Combining Corneal Collagen Crosslinking with Riboflavin with Intacs®
Intacs® enable targeted flattening of the cornea. However they do not treat the underlying structural problem, which is weakened collagen. Therefore Corneal Collagen Crosslinking with Riboflavin, also known as Holcomb C3-R® or CXL, was combined with Intacs® in patients with keratoconus for maximal effect on the cornea. A research team evaluated the results of Intacs® alone vs. Intacs® immediately followed by Corneal Collagen Crosslinking with Riboflavin. The study found that there was additional improvement in corneal shape with the combined treatment compared to Intacs® alone. This study was recently published.
Corneal Collagen Crosslinking with Riboflavin has been used to treat patients with keratoectasia as well. The long term results are very good. The procedure has been proven to be very safe. Corneal transplantation seems preventable in almost all of these patients.

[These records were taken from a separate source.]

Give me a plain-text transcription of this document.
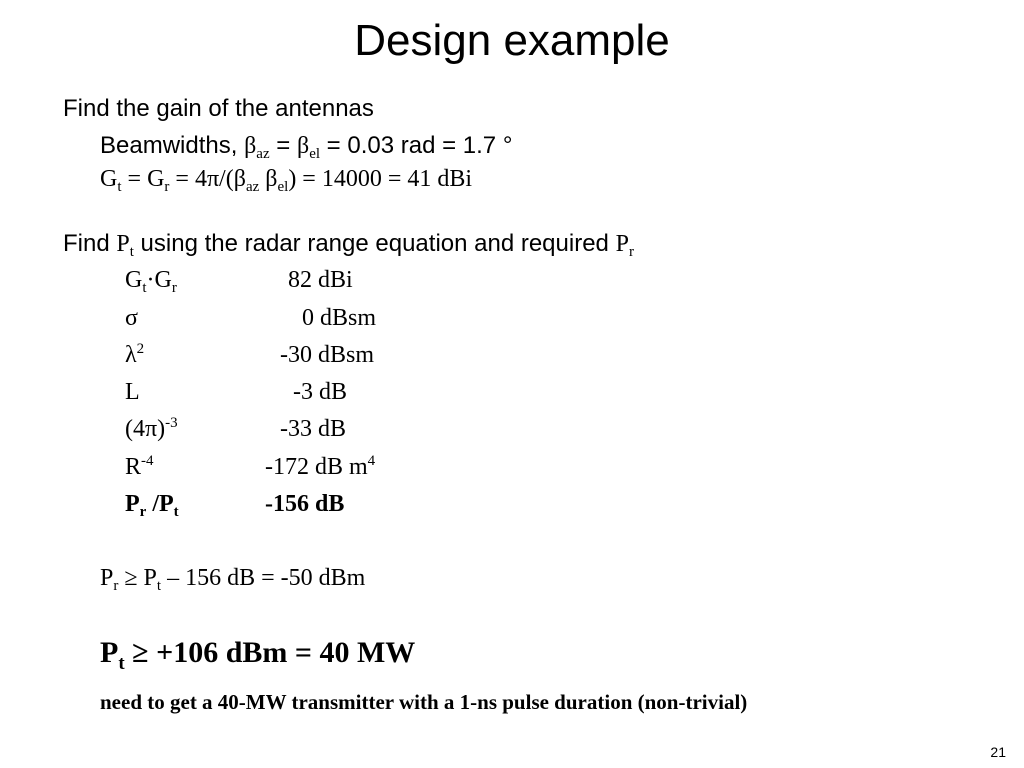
Design example
Find the gain of the antennas
Beamwidths, $\beta_{az} = \beta_{el} = 0.03$ rad = 1.7 °
$G_t = G_r = 4\pi/(\beta_{az}$ $\beta_{el}) = 14000 = 41$ dBi
Find $P_t$ using the radar range equation and required $P_r$
$G_t\cdot G_r$	82 dBi
σ	0 dBsm
$\lambda^2$	-30 dBsm
L	-3 dB
$(4\pi)^{-3}$	-33 dB
$R^{-4}$	-172 dB $m^4$
$P_r$ $/P_t$	-156 dB
$P_r \ge P_t - 156$ dB = -50 dBm
$P_t \ge +106$ dBm = 40 MW
need to get a 40-MW transmitter with a 1-ns pulse duration (non-trivial)
21
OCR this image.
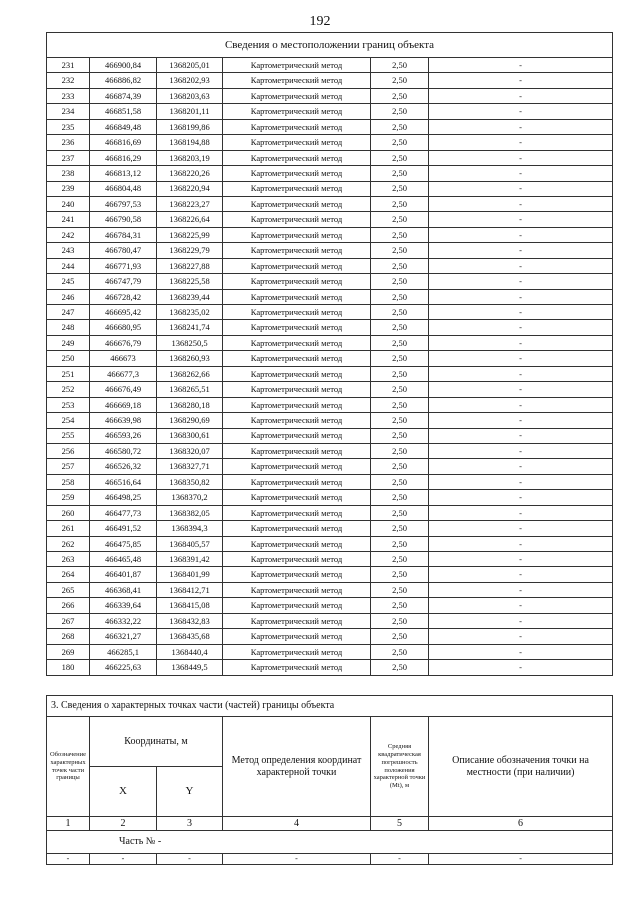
192
Сведения о местоположении границ объекта					
231	466900,84	1368205,01	Картометрический метод	2,50	-
232	466886,82	1368202,93	Картометрический метод	2,50	-
233	466874,39	1368203,63	Картометрический метод	2,50	-
234	466851,58	1368201,11	Картометрический метод	2,50	-
235	466849,48	1368199,86	Картометрический метод	2,50	-
236	466816,69	1368194,88	Картометрический метод	2,50	-
237	466816,29	1368203,19	Картометрический метод	2,50	-
238	466813,12	1368220,26	Картометрический метод	2,50	-
239	466804,48	1368220,94	Картометрический метод	2,50	-
240	466797,53	1368223,27	Картометрический метод	2,50	-
241	466790,58	1368226,64	Картометрический метод	2,50	-
242	466784,31	1368225,99	Картометрический метод	2,50	-
243	466780,47	1368229,79	Картометрический метод	2,50	-
244	466771,93	1368227,88	Картометрический метод	2,50	-
245	466747,79	1368225,58	Картометрический метод	2,50	-
246	466728,42	1368239,44	Картометрический метод	2,50	-
247	466695,42	1368235,02	Картометрический метод	2,50	-
248	466680,95	1368241,74	Картометрический метод	2,50	-
249	466676,79	1368250,5	Картометрический метод	2,50	-
250	466673	1368260,93	Картометрический метод	2,50	-
251	466677,3	1368262,66	Картометрический метод	2,50	-
252	466676,49	1368265,51	Картометрический метод	2,50	-
253	466669,18	1368280,18	Картометрический метод	2,50	-
254	466639,98	1368290,69	Картометрический метод	2,50	-
255	466593,26	1368300,61	Картометрический метод	2,50	-
256	466580,72	1368320,07	Картометрический метод	2,50	-
257	466526,32	1368327,71	Картометрический метод	2,50	-
258	466516,64	1368350,82	Картометрический метод	2,50	-
259	466498,25	1368370,2	Картометрический метод	2,50	-
260	466477,73	1368382,05	Картометрический метод	2,50	-
261	466491,52	1368394,3	Картометрический метод	2,50	-
262	466475,85	1368405,57	Картометрический метод	2,50	-
263	466465,48	1368391,42	Картометрический метод	2,50	-
264	466401,87	1368401,99	Картометрический метод	2,50	-
265	466368,41	1368412,71	Картометрический метод	2,50	-
266	466339,64	1368415,08	Картометрический метод	2,50	-
267	466332,22	1368432,83	Картометрический метод	2,50	-
268	466321,27	1368435,68	Картометрический метод	2,50	-
269	466285,1	1368440,4	Картометрический метод	2,50	-
180	466225,63	1368449,5	Картометрический метод	2,50	-
3. Сведения о характерных точках части (частей) границы объекта					
Обозначение характерных точек части границы	Координаты, м		Метод определения координат характерной точки	Средняя квадратическая погрешность положения характерной точки (Mt), м	Описание обозначения точки на местности (при наличии)
	X	Y			
1	2	3	4	5	6
Часть № -					
-	-	-	-	-	-
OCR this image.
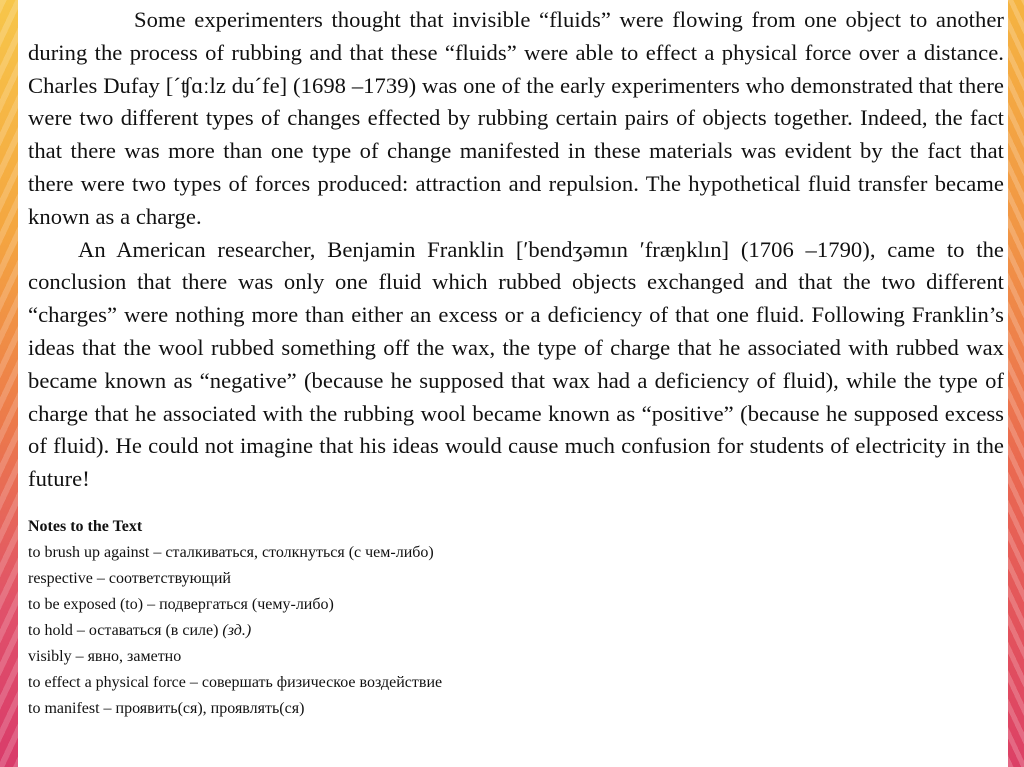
Some experimenters thought that invisible “fluids” were flowing from one object to another during the process of rubbing and that these “fluids” were able to effect a physical force over a distance. Charles Dufay [´ʧɑːlz du´fe] (1698 –1739) was one of the early experimenters who demonstrated that there were two different types of changes effected by rubbing certain pairs of objects together. Indeed, the fact that there was more than one type of change manifested in these materials was evident by the fact that there were two types of forces produced: attraction and repulsion. The hypothetical fluid transfer became known as a charge.

An American researcher, Benjamin Franklin [ʹbendʒəmın ʹfræŋklın] (1706 –1790), came to the conclusion that there was only one fluid which rubbed objects exchanged and that the two different “charges” were nothing more than either an excess or a deficiency of that one fluid. Following Franklin’s ideas that the wool rubbed something off the wax, the type of charge that he associated with rubbed wax became known as “negative” (because he supposed that wax had a deficiency of fluid), while the type of charge that he associated with the rubbing wool became known as “positive” (because he supposed excess of fluid). He could not imagine that his ideas would cause much confusion for students of electricity in the future!

Notes to the Text

to brush up against – сталкиваться, столкнуться (с чем-либо)

respective – соответствующий

to be exposed (to) – подвергаться (чему-либо)

to hold – оставаться (в силе) (зд.)

visibly – явно, заметно

to effect a physical force – совершать физическое воздействие

to manifest – проявить(ся), проявлять(ся)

After initial reports, many studies have subsequently been conducted to evaluate Intacs® for keratoconus. Intacs® provide a unique ability to modify the shape of the keratoconus. This in turn can lead to improvement in vision and reduction of astigmatism and myopia. The goal of each patient depends on the degree of keratoconus being treated. The goal of Intacs® is to improve patients’ ability to function in corrective lenses such as soft lenses, hybrid lenses, RGP lenses, or glasses. In more mild cases of keratoconus, the goal is to improve vision without the need for wearing any form of corrective lenses.